• [^] # Re: Peut mieux faire

    Posté par . En réponse au lien Calculateur de bilan carbone individuel de l’ADEME. Évalué à 5.

    Il va falloir s'y mettre, on peut plus continuer avec le pétrole :)

    un ouvrage de référence :
    Le cyclisme, Théorique et pratique, L.Baudry de Saunier, 1893.

    https://gallica.bnf.fr/ark:/12148/bpt6k147827w

    Une petite mise en bouche :

    Chapitre premier, de l'importance de la question cycliste.

    Le cyclisme est devenu tout d'un coup en France, et par suite dans le monde entier, ainsi qu'il en est l'habitude, une question si volumineuse qu'un écrivain ne peut guère être certain de posséder des bras assez larges pour l’envelopper toute entière.

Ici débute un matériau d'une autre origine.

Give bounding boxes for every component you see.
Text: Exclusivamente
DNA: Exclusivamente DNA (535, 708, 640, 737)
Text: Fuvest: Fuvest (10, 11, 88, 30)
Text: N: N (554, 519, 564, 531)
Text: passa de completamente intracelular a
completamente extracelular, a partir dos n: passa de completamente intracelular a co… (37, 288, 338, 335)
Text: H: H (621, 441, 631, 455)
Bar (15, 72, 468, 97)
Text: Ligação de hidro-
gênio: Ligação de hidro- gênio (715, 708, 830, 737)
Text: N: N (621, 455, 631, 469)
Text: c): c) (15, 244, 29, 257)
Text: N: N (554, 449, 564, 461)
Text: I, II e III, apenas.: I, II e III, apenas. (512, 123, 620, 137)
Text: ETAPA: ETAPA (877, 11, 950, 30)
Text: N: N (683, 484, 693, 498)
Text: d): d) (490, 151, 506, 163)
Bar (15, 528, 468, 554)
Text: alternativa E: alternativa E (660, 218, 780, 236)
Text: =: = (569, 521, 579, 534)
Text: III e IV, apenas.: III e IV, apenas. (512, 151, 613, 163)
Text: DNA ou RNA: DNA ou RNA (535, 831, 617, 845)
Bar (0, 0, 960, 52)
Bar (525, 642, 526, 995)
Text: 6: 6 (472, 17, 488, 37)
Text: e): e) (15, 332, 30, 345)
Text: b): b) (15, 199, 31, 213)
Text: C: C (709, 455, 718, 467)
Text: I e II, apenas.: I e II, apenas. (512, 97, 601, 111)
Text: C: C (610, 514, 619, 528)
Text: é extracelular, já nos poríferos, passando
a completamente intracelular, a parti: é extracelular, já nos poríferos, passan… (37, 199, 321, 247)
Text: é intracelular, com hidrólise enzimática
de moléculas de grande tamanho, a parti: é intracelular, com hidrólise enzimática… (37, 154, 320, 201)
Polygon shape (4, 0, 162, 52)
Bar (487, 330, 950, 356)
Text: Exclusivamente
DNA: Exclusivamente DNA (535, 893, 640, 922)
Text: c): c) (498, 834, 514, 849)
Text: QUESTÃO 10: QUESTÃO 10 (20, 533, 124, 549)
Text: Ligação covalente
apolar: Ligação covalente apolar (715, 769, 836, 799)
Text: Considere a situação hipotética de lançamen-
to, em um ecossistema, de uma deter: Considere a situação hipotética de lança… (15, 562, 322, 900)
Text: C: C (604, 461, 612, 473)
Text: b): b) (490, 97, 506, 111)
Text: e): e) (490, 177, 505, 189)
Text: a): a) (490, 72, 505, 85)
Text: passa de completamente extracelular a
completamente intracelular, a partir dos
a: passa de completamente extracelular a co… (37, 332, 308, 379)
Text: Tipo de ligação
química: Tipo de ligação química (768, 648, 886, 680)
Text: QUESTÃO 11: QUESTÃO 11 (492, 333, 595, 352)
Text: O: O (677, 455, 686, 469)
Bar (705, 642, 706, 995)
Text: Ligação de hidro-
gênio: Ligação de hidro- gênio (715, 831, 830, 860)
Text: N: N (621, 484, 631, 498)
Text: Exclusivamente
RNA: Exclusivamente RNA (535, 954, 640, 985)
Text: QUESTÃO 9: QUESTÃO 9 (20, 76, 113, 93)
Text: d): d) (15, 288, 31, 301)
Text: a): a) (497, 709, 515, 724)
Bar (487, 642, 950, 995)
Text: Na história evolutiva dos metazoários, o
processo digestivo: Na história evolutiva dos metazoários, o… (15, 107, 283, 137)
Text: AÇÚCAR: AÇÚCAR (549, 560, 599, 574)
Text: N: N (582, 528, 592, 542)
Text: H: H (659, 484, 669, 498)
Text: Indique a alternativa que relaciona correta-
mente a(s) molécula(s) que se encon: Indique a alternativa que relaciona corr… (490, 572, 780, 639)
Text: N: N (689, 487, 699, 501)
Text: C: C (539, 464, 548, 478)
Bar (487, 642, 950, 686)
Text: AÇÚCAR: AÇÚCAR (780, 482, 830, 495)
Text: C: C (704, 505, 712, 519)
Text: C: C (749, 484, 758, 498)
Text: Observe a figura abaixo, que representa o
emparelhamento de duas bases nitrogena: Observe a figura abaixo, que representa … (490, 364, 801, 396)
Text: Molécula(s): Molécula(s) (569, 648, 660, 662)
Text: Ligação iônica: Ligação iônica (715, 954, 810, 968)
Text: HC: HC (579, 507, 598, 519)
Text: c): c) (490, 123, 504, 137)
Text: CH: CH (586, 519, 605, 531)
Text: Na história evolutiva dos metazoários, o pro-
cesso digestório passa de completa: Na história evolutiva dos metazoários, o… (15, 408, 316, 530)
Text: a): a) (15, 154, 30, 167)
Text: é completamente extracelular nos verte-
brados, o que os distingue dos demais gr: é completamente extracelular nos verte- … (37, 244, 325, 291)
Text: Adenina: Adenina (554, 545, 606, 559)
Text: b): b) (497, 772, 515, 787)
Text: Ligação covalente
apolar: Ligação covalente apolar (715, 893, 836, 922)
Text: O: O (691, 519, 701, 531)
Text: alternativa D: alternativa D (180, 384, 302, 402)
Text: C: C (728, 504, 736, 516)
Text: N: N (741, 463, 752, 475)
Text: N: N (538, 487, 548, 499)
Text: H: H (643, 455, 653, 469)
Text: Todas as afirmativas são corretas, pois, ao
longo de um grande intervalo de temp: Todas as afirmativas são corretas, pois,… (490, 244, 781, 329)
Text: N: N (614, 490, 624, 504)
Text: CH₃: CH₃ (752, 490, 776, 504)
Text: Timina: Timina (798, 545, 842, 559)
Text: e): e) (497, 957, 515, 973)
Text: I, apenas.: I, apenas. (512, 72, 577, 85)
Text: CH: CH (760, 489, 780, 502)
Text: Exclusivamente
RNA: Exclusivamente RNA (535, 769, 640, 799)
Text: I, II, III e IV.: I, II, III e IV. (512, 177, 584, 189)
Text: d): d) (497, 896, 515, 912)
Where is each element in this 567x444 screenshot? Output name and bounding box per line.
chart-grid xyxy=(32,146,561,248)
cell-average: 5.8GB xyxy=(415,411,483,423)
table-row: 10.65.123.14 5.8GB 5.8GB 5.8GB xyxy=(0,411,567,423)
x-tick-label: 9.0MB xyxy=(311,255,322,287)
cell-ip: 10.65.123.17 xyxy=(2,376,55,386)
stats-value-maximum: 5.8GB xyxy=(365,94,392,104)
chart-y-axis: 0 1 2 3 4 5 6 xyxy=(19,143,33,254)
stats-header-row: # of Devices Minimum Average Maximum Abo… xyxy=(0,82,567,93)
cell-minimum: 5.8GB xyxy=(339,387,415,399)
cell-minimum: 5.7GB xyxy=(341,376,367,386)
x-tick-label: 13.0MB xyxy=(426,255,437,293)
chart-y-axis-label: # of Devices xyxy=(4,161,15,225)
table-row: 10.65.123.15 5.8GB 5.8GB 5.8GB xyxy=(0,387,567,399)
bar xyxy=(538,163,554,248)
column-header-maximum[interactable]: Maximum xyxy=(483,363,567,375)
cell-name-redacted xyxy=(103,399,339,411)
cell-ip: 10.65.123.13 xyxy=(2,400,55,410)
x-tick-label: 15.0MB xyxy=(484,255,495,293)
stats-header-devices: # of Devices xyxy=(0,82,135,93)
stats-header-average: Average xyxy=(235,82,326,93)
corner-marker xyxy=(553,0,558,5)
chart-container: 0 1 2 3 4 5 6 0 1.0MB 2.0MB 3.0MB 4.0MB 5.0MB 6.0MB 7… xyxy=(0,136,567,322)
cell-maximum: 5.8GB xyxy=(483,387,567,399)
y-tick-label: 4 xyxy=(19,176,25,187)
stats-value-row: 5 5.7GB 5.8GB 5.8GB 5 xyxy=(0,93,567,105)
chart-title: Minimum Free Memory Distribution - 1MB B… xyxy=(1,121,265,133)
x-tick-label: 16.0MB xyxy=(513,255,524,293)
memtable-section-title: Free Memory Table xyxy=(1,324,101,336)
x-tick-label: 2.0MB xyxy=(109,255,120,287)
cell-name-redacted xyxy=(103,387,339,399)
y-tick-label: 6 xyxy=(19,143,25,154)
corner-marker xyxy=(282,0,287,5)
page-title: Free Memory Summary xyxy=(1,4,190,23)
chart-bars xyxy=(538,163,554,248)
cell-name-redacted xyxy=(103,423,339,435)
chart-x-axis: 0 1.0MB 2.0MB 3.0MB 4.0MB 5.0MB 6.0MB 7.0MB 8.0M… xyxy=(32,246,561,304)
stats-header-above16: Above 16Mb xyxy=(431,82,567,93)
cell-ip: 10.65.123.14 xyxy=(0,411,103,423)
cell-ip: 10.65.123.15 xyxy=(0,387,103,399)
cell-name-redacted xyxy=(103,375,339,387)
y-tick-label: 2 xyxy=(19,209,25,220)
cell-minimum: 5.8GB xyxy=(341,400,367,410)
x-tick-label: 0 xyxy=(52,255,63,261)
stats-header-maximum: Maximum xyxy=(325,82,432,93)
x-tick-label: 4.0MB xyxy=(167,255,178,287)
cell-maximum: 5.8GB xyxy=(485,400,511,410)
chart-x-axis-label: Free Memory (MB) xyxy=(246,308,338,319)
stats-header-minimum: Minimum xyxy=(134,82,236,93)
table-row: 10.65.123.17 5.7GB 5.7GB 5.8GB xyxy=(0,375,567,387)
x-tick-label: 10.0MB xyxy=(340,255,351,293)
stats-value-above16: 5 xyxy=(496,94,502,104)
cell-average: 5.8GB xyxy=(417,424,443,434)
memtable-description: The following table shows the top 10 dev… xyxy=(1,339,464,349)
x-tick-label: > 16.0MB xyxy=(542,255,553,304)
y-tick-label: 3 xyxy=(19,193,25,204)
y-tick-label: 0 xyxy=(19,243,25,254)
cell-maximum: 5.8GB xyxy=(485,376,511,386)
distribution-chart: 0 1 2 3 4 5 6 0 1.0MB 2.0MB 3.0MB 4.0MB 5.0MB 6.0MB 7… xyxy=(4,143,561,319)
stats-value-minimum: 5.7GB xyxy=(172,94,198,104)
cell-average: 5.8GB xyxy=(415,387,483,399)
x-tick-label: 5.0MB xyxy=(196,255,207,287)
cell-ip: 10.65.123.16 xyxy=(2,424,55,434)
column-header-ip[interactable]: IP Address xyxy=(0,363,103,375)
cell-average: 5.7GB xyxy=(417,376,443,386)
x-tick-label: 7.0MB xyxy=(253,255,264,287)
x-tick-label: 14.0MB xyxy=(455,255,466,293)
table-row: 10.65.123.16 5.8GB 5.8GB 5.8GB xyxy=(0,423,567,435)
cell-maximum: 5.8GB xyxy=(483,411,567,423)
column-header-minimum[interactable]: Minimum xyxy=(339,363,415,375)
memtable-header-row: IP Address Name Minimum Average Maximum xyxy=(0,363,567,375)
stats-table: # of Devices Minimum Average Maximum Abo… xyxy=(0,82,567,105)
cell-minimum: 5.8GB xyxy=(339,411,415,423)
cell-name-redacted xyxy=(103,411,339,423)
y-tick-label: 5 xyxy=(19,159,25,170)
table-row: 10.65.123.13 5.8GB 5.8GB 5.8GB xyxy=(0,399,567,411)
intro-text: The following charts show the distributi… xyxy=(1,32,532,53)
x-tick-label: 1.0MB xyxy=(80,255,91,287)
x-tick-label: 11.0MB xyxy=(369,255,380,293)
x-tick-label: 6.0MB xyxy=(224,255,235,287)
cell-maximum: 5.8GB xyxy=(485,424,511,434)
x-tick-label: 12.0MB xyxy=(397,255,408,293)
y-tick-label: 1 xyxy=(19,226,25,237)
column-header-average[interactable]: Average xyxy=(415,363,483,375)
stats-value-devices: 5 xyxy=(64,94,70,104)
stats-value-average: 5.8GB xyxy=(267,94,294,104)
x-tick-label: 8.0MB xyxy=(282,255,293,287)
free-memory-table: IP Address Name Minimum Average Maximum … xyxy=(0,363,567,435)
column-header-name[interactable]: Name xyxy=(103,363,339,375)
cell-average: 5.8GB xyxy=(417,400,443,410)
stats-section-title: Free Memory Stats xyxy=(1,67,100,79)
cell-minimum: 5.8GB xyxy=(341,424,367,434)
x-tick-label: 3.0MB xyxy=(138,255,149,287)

    En deux années, la vélocipédie a pris de telle proportion qu'un nom nouveau lui est désormais nécessaire : elle change d'habit, en prend un plus large, plus sérieux et plus élégant, celui de cyclisme !

    La vélocipédie était autrefois pour beaucoup de gens une forme ingénieuse de la gymnastique, un passe-temps réservé, il faut l'avouer, à la partie débraillée de la société. Le cyclisme est aujourd'hui pour tout le monde un mode de locomotion nouveau, des plus sérieux et des plus économiques, bientôt un instrument de révolution des rapports sociaux, analogue à celui des chemins de fer et des transatlantiques. « Le sport vélocipédique, écrit le Dr Morrache, regardé d'abord avec quelque dédain par les gens qui font profession d'être « sérieux », s'est imposé maintenant par les services qu'il rend tous les jours, par ceux qu'il est appelé à rendre. Il fait partie de cet ensemble de moyens à l'aide desquels nous poursuivrons la culture physique de notre jeunesse, culture sans laquelle, j'ose le dire, le seul progrès intellectuel est incomplet, sinon dangereux parfois.»

    Le cyclisme s'est présenté à la porte des plus sévères maisons et est entré en vainqueur : le ministère de la guerre l'a accueilli, lui qui autrefois par la fenêtre criait au vélocipède qu'il n'était qu'un joujou ! Le cyclisme à pénétré dans tout les pays, dans toutes les familles et partout il a fait la bombe. Le feu a couvé plus d'un siècle : le cyclisme éclate aujourd'hui, et les plus rétrogrades des conservateurs sentent un vent de révolution frôler leur joue. Les vieillards le maudissent, car leurs jambes se refusent à se ployer aux exigences d'une pédale : Le cyclisme hausse les épaules et leur répond qu'il n'est pas fait pour eux, qu'il est trop vert ! Les rares jeunes gens qui considèrent encore la petite selle cycliste comme une liaison mauvaise s'avouent, aux heures de pleine franchise, que la conscience s'octroye de jour en jour, que leur os sont trop faibles, que leur poitrine manque de ces bons soufflets de vie qu'on nomme des poumons sains, ou que leur porte-monnaie est plat et qu'on lui sent trop le fermoir sous la peau pour affronter jamais le catalogue d'un marchant de cycles !

    La faiblesse physique ou la faiblesse pécuniaire sont donc désormais les deux seuls ennemis du sport vélocipédique. Dans toute conversation qui met en pièces le cyclisme, cherchez, vous découvrirez l'une ou l'autre infirmité.

    Faut pas gonfler Gérard Lambert quand il répare sa mobylette.